La questione di diritto sulla qualificazione come ‘manifesta’ o meno della
violazione dell’obbligo di repêchage ha perso rilevanza a seguito della sentenza della Corte Cost. n. 125 del 2022, che ha dichiarato l’illegittimità costituzionale dell’art. 18, settimo comma, secondo periodo, della legge 20 maggio 1970, n. 300, come modi ficato dall’art. 1, comma 42, lettera b), della legge 28 giugno 2012, n. 92, limitatamente alla parola «manifesta».
13. La Corte Cost. ha rimarcato la ‘irragionevolezza intrinseca della disciplina censurata’ evidenziando, tra l’altro, come ‘il requisito della manifesta insussistenza demanda al giudice una valutazione sfornita di ogni criterio direttivo e per di più priva di un plausibile fondamento empirico’ (§ 9.2.) e che ‘il presupposto in esame non ha alcuna attinenza con il disvalore del licenziamento intimato, che non è più grave, solo perché l’insussistenza del fatto può essere agevolmente accertata in giudizio’ (§ 10.1).
14. Da tale pronuncia discende, come già affermato da questa Corte (v. Cass. n. 18075 del 2024) che, in tema di licenziamento per giustificato motivo oggettivo e all’esito della sentenza della Corte cost. n. 125 del 2022, l’accertamento del giudice che prelude all’applicazione della tutela reintegratoria attenuata prevista dall’art. 18, comma 4, St. Lav. ha ad oggetto la semplice insussistenza del fatto posto a base del recesso datoriale, non essendo più richiesta la verifica di manifesta inesistenza dei presupposti di legittimità dello stesso.
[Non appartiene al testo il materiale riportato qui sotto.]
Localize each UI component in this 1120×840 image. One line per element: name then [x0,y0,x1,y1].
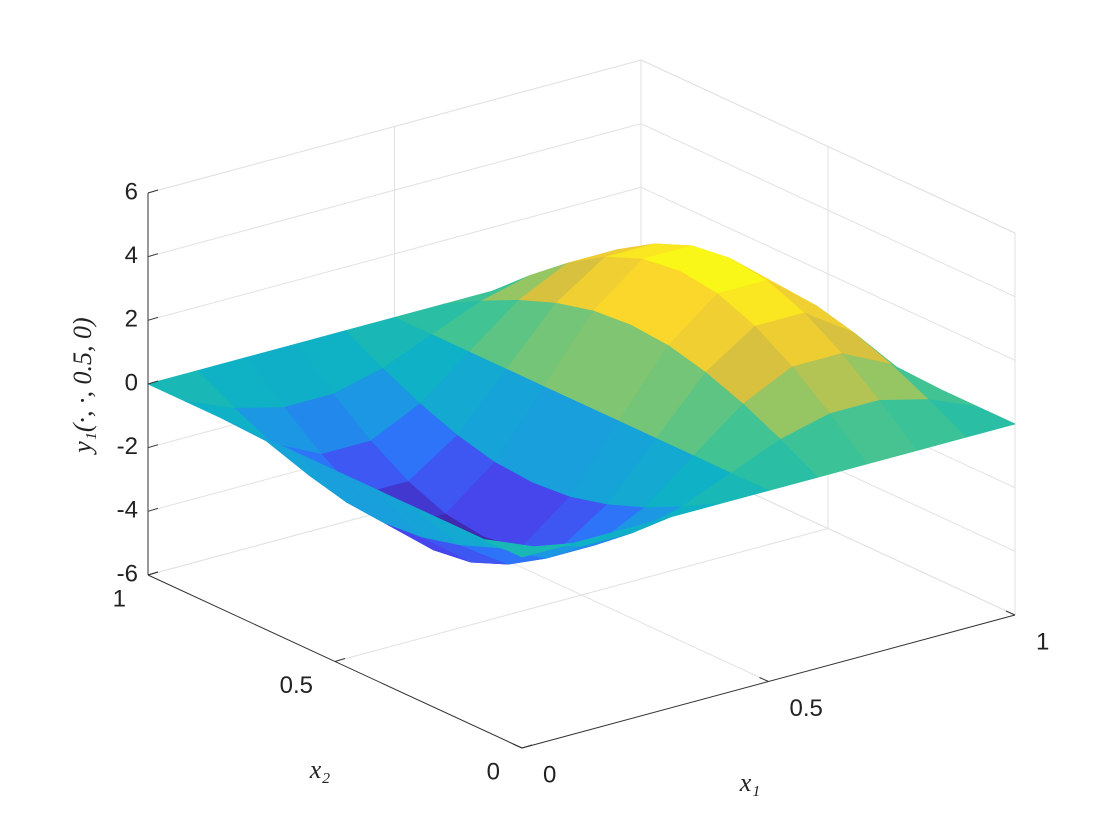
x-tick [1005,610,1016,616]
z-tick-label: 0 [125,369,138,396]
y-tick [147,571,159,576]
z-tick-label: 2 [125,306,138,333]
y-tick-label: 0.5 [280,672,313,699]
x-tick-label: 1 [1036,628,1049,655]
z-tick-label: -6 [117,560,138,587]
x-tick-label: 0 [543,761,556,788]
x-axis-label: x₁ [739,768,761,797]
x-tick-label: 0.5 [790,695,823,722]
z-tick-label: -4 [117,497,138,524]
z-tick [147,380,159,385]
y-axis-label: x₂ [309,755,331,784]
surface-face [484,539,572,558]
z-tick [147,316,159,321]
z-tick [147,253,159,258]
y-tick-label: 1 [113,585,126,612]
z-tick [147,189,159,194]
z-tick-label: 6 [125,178,138,205]
box-edge [147,59,642,194]
box-edge [640,59,1016,234]
z-tick-label: -2 [117,433,138,460]
z-tick [147,507,159,512]
y-tick [334,658,346,662]
y-tick [521,744,533,749]
z-tick-label: 4 [125,242,138,269]
y-tick-label: 0 [487,758,500,785]
z-tick [147,444,159,449]
x-tick [512,743,523,749]
z-axis-label: y₁(·, ·, 0.5, 0) [68,317,97,455]
grid-line [334,528,829,662]
x-tick [759,677,769,682]
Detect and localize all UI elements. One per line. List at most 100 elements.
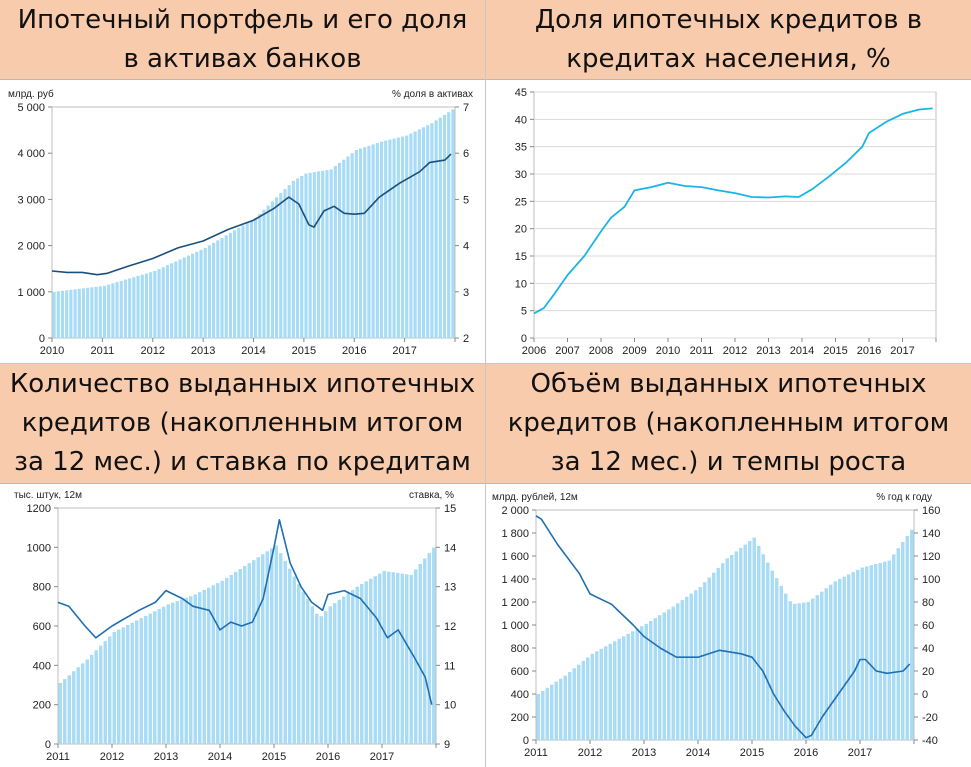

15. Per le ragioni esposte, accolto il ricorso principale e dichiarato inammissibile quello incidentale, deve cassarsi la sentenza impugnata in relazione al motivo accolto, con rinvio alla medesima Corte d’appello, in diversa composizione, a cui si demanda anche la regolazione delle spese del giudizio di legittimità.
16. La declaratoria di inammissibilità del ricorso incidentale costituisce presupposto processuale per il raddoppio del contributo unificato, ai sensi dell’art. 13, comma 1 quater, del d.P.R. n. 115 del 2002 (cfr. Cass. S.U. n. 4315 del 2020).
P.Q.M.
La Corte accoglie il ricorso principale, dichiara inammissibile il ricorso incidentale, cassa la sentenza impugnata in relazione al ricorso accolto e rinvia alla Corte d’appello di Venezia, in diversa composizione, anche per la regolazione delle spese del giudizio di legittimità.
Ai sensi dell’art. 13, co. 1 quater, dà atto della sussistenza dei presupposti processuali per il versamento da parte del ricorrente incidentale dell’ulteriore importo a titolo di contributo unificato pari a quello previsto per il ricorso a norma del comma 1 bis dello stesso art.13, se dovuto.